Shortly before Allard died, Indigenous youth enroute to a rally in Fort Berthold opposing the Dakota Access Pipeline, stopped by her house placing banners and signs in her yard. The signs read, “We love you LaDonna” and “Water is Life,” according to White.
“Her son told us that LaDonna heard us chanting and knew we were there outside her house,” White said. “Even when she was sick, she told us she’d be with us in spirit; she told us not to be sad for her but to continue the fight.”
Initial resistance to the pipeline began in Allard’s basement according to Joye Braun of the Cheyenne River Sioux tribe in a 2017 Indian Country Today interview.
“Juanita Lock, Josephine Thunder Shield, Honor Ata Defender, Waste Young and a handful of others met in LaDonna’s basement to talk about what we should do about the pipeline,” Braun said.
“Someone suggested we start a camp; all of a sudden LaDonna said, ‘Hey, I’ve got some land.’”
Thus, the Sacred Stone Camp began on Allard’s land in 2016 at the confluence of Cannonball and Missouri Rivers. It was the first of several water protector camps aimed at opposing the Dakota Access Pipeline project.

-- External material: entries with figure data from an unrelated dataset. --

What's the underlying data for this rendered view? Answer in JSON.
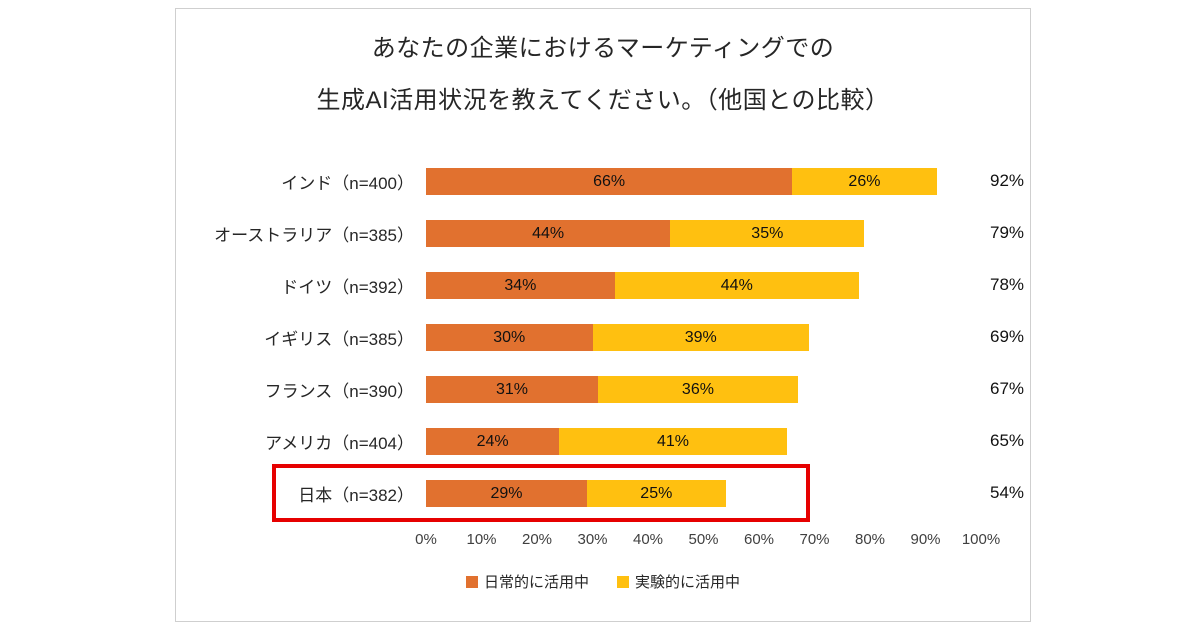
{
  "chart": {
    "title_line1": "あなたの企業におけるマーケティングでの",
    "title_line2": "生成AI活用状況を教えてください。（他国との比較）"
  },
  "chart_data": {
    "type": "bar",
    "orientation": "horizontal",
    "stacked": true,
    "title": "あなたの企業におけるマーケティングでの生成AI活用状況を教えてください。（他国との比較）",
    "categories": [
      "インド（n=400）",
      "オーストラリア（n=385）",
      "ドイツ（n=392）",
      "イギリス（n=385）",
      "フランス（n=390）",
      "アメリカ（n=404）",
      "日本（n=382）"
    ],
    "series": [
      {
        "name": "日常的に活用中",
        "color": "#e1712f",
        "values": [
          66,
          44,
          34,
          30,
          31,
          24,
          29
        ]
      },
      {
        "name": "実験的に活用中",
        "color": "#ffc010",
        "values": [
          26,
          35,
          44,
          39,
          36,
          41,
          25
        ]
      }
    ],
    "totals": [
      "92%",
      "79%",
      "78%",
      "69%",
      "67%",
      "65%",
      "54%"
    ],
    "x_ticks": [
      "0%",
      "10%",
      "20%",
      "30%",
      "40%",
      "50%",
      "60%",
      "70%",
      "80%",
      "90%",
      "100%"
    ],
    "xlim": [
      0,
      100
    ],
    "grid": false,
    "legend_position": "bottom",
    "highlighted_category": "日本（n=382）",
    "highlight_color": "#e60000"
  }
}
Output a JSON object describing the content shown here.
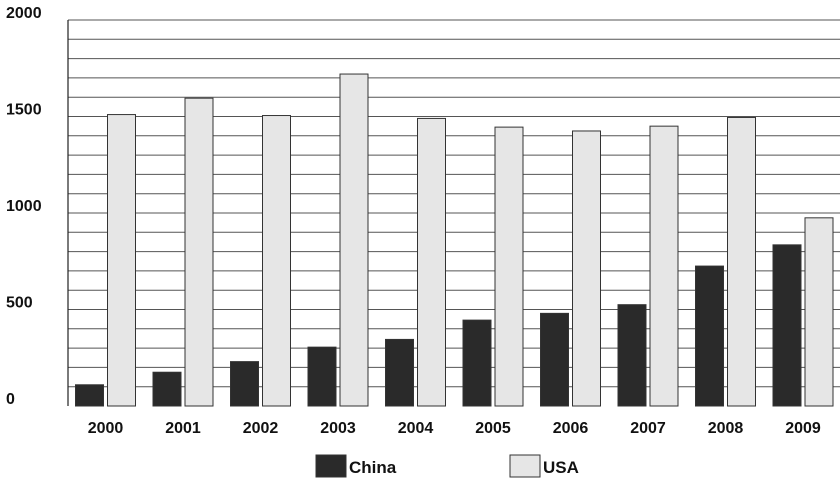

Standing Rock grew to become a symbol of a global movement calling attention to the role continued reliance on fossil fuel plays in increasing climate change and the importance of protecting water on the planet. People from all over the world including citizens of Indigenous nations flocked to the camps at Cannonball, North Dakota, in support of that mission.
Allard was an annual speaker at the United Nations Permanent Forum on Indigenous Issues and was a published writer in The Guardian, and Yes! Magazine.
“This movement is not just about a pipeline. We are not fighting for a reroute, or a better process in the white man’s courts,” Allard wrote in a 2017 op-ed titled, “To save the water, we must break the cycle of colonial trauma.”
Allard also advocated for the protection of sacred Indigenous land around the world, notably standing in solidarity with Kanaka Maoli to protect sacred Mauna Kea in Hawaii in 2019.
“We are fighting for our rights as the Indigenous peoples of this land; we are fighting for our liberation, and the liberation of Unci Maka, Mother Earth. We want every last oil and gas pipe removed from her body. We want healing. We want clean water. We want to determine our own future,” she wrote.